London Assembly criticises significant funding gap in MOPAC budget
The draft consultation budget for the Mayor of London’s final year in office has been criticised for not identifying necessary officer numbers and performance indicators.
Published on Wednesday (January 16), the London Assembly Budget and Performance Committee response to the Mayor of London’s final draft budget of his four years in office, highlighted the reduction in central government funding amid rising violence in the capital.
The budget also faces pressure from the delayed Crossrail development which has led to significant costs to Londoners.
It recommended that the Mayor’s Office for Policing and Crime (MOPAC) identify how many officers the Metropolitan Police Service (MPS) needs under its current policing model, in case it can not afford that number.
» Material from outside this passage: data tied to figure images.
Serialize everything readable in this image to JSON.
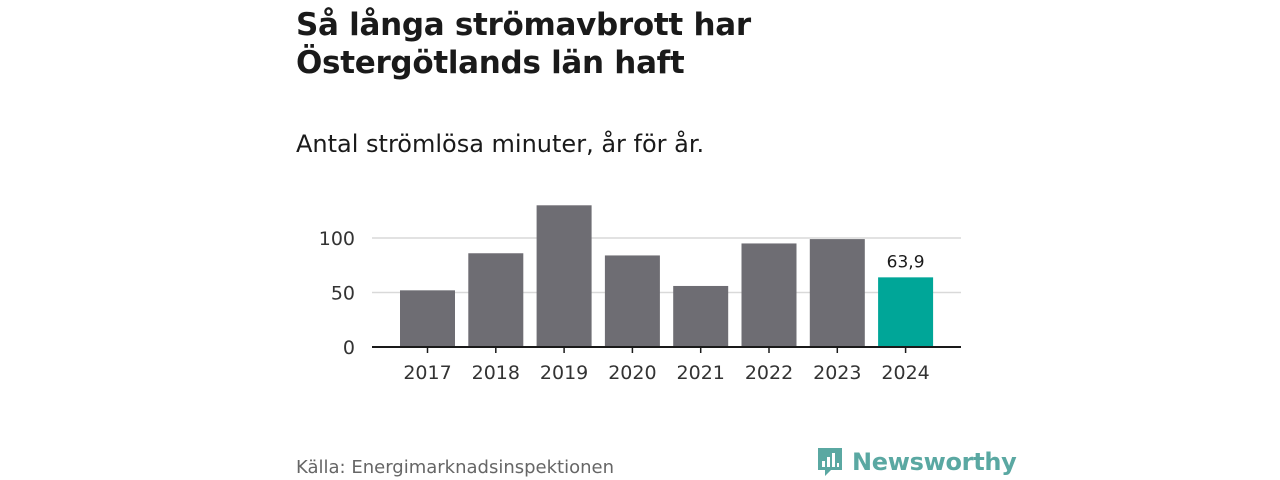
{
  "title": "Så långa strömavbrott har Östergötlands län haft",
  "subtitle": "Antal strömlösa minuter, år för år.",
  "source": "Källa: Energimarknadsinspektionen",
  "brand": {
    "name": "Newsworthy",
    "icon": "bar-chart-logo-icon",
    "color": "#5aa8a2"
  },
  "colors": {
    "bar": "#6e6d73",
    "highlight": "#00a698",
    "grid": "#d9d9d9",
    "axis": "#1a1a1a"
  },
  "chart_data": {
    "type": "bar",
    "title": "Så långa strömavbrott har Östergötlands län haft",
    "subtitle": "Antal strömlösa minuter, år för år.",
    "xlabel": "",
    "ylabel": "",
    "categories": [
      "2017",
      "2018",
      "2019",
      "2020",
      "2021",
      "2022",
      "2023",
      "2024"
    ],
    "values": [
      52,
      86,
      130,
      84,
      56,
      95,
      99,
      63.9
    ],
    "highlight_index": 7,
    "data_labels": [
      {
        "index": 7,
        "text": "63,9"
      }
    ],
    "yticks": [
      0,
      50,
      100
    ],
    "ytick_labels": [
      "0",
      "50",
      "100"
    ],
    "ylim": [
      0,
      130
    ],
    "grid": true,
    "legend": "none"
  }
}
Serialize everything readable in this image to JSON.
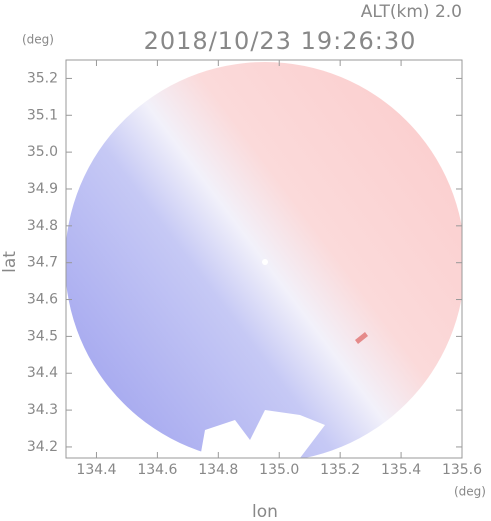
{
  "chart_data": {
    "type": "radar_map",
    "annotation": "ALT(km) 2.0",
    "title": "2018/10/23 19:26:30",
    "xlabel": "lon",
    "ylabel": "lat",
    "xunit": "(deg)",
    "yunit": "(deg)",
    "xlim": [
      134.3,
      135.6
    ],
    "ylim": [
      34.17,
      35.25
    ],
    "xticks": [
      134.4,
      134.6,
      134.8,
      {
        "value": 135.0,
        "label": "135.0"
      },
      135.2,
      135.4,
      135.6
    ],
    "yticks": [
      34.2,
      34.3,
      34.4,
      34.5,
      34.6,
      34.7,
      34.8,
      34.9,
      {
        "value": 35.0,
        "label": "35.0"
      },
      35.1,
      35.2
    ]
  }
}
The Assembly said the force has a dissatisfactory number – currently 30,000 – but hopes to reach 32,000 by 2019/20. However, the Committee noted that it does “not know how many officers a ‘full strength’ Metropolitan Police Service should have, or what policing should look like at different levels of officer numbers.“
MOPAC told the Committee that: “The MPS has continued to prioritise improvements in efficiency, including a wholescale transformation of back office support services, reduction in management overheads and a sustained increase in frontline productivity through technology.
“The MPS has an ambitious forward-looking transformation portfolio which stretches into the 2020s.”
The “lack of clarity” over the impact of reductions is also met by an absence of a regular monitoring system of its latest policing strategies – the One Met Model and the digital policing strategy.
Last year, the Committee recommended that MOPAC “collect robust evidence on how the digital policing strategy is expected to improve efficiency and performance in future, and report back to the Committee within six months”.
This recommendation was not satisfied. Therefore, while the force records milestones in its quarterly business report, the Committee recommended that MOPAC ensure the MPS introduces key performance indicators to regularly monitor its transformation programme.
These indicators should be incorporated into a new performance framework which will commence from April 2019.
Gareth Bacon AM, Chairman of the Budget & Performance Committee, said: “The enormity of the Crossrail delay has been a bodyblow to Londoners and London’s prestige. It puts more pressure on the Mayor’s financial plans and could restrict his ability to fund other critical projects.
“This is especially worrying when he faces huge pressures on all sides, including the urgent requirement to support high profile policing at a time when violent crime is so visible.
“Fuzzy targets cannot become an excuse for a culture of backsliding and sidestepping. We hope the Mayor will update his budget to reflect our concerns and stiffen the spine on his planned body of work.”